While we’ll admit part of us wanted Shiori to finally blow her stack and verbally unload on Tamako, that wouldn’t quite fit the tone of this series thus far. Instead, she practices thanking her in the mirror, and after some strong coffee and a little music, she’s finally able to communicate her feelings. Tamako and the bird aren’t causing her trouble. On the contrary, she always wanted to be part of Tamako’s world. And now she is. Croquettes and sakuramochi for everyone!…Except Mochimazzi…bird need to lose some weight like yesterday.


Rating: 8 (Great)

Tamako Market – 02

Valentines Day is near, and at the shopping district meeting, Tamako (with Mochizou backing her up) suggests the district do a Valentines theme. Her father refuses to participate. Mochizou films a shopping district commercial with Tamako and Rika dressed as bunnies. Midori is preoccupied, and has coffee with Mochimazzi, who notices she has a “burdened heart”. In the end, Tamako’s dad makes “Lovey-dovey Heart Mochi” for the occasion. On Valentines Day, Tamako gives chocolate to her dad, Rikka builds a giant chocolate house, and Midori gets chocolate from a guy.

Everyone has a feeling they can’t give a name to…and it makes all of us hurt inside.

This whole episode had a lovely flow to it, bouncing from one little storyline to another while holding everything together under the theme of love; specifically, that quote above by the hippie record store guy. In most cases, that feeling is give the name “love”, but love is at once specific and vague, a catch-all term that isn’t always the most useful way to express feelings. Were that it were simpler for some of the denizens of Bunny Mountain; if simply sneezing on a potential mate indicated your desire to…mate. Mochimazzi still confuses girls’ sneezes thus. We don’t begrudge the bird sticking around this place; it’s so…lively.

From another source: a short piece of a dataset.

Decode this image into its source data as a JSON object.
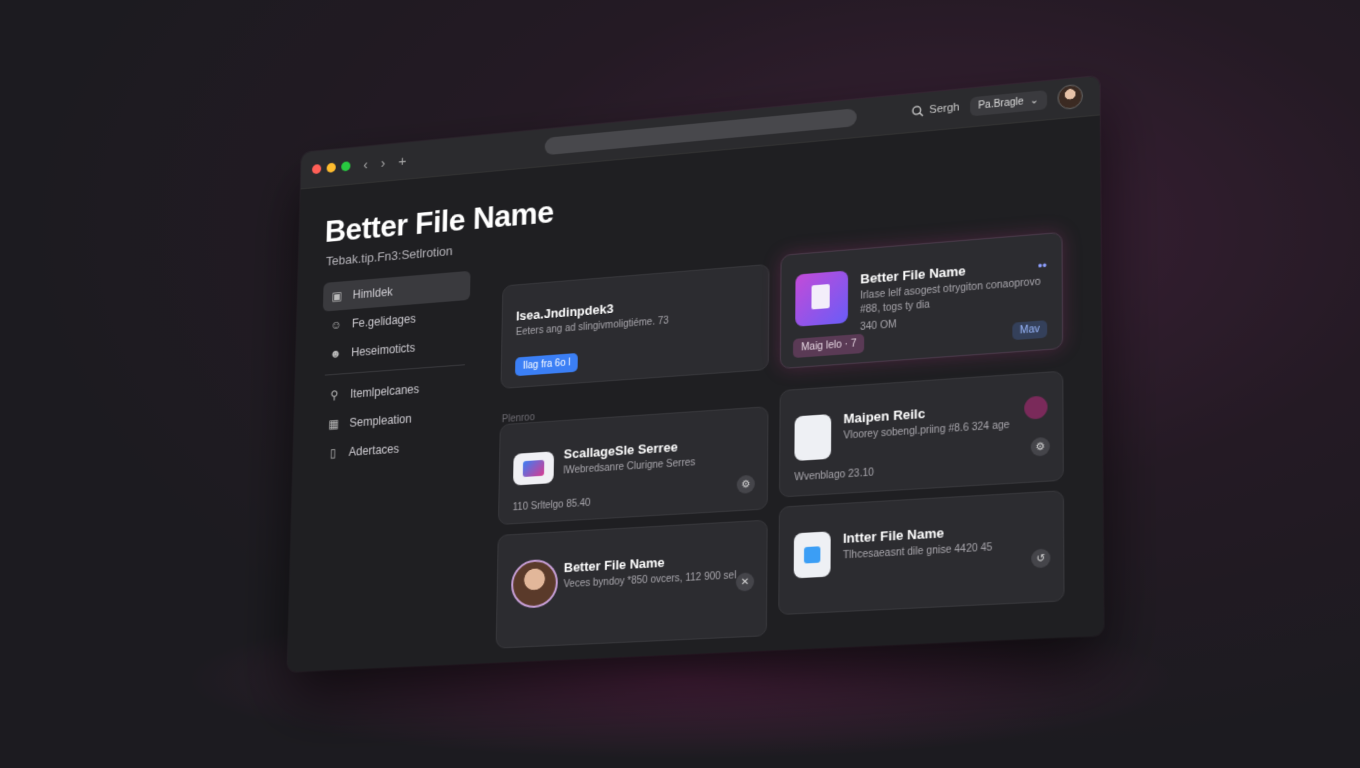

It’s a tight-knit, warm, loving community. Sure, Tamako’s dad can be a grouch sometimes, and he and Mochizou’s dad are always near blows, but their rivalry is one of the hundreds of little threads that make up the tapestry of life in the shopping district. In the heart of it all we have Tamako, who takes her Valentines idea and realizes it, despite talking about romance as a kind of far-off thing in the future (and outwardly oblivious of Mochizou’s feelings). From Tamako and Mochizou flubbing their presentation at the meeting (and the chairperson catching their stage fright), to when Rikka is just killing time playing with Tamako’s hair, everyone is who they are, and the modern world is what it is.


Rating: 7 (Very Good)

Tamako Market – 01

Kitashirakawa Tamako is the daughter of a mochi maker in the Usagiyama shopping district. One day while visiting the flower shop she finds an unusual, pompous talking bird named Dera Mochimozzi inside a bouquet. He claims to be a member of the “royal court” searching for a bride for his prince, but ends up living with Tamako and her family at the mochi shop Tama-ya.

KyoAni’s latest series is an affable slice-of-life/comedy with a tinge of supernatural in that there’s this very strange and very proud, arrogant bird. The instantly-appealing shopping district setting has a warm, cozy, lived-in feel to it. Tamako has everything she needs in this district – her home, a mochi-making business in which she is integrally involved, family, good fiends, a potential love interest across the street. And now it seems she has a pet bird.

Mochimozzi adds an element of whimsy and unpredicability. He’s a frequent source of sight and sound gags, and his formal, aloof voice (provided by Yamazaki Takumi) gives him lots of character. Tamako herself, by contrast, is just your ordinary unassuming girl: friendly, hardworking, upbeat…and sometimes the unwitting target of shuttlecocks. This series wasn’t originally on our Winter watchlist, but it’s so darned charming we’re going to give it a go.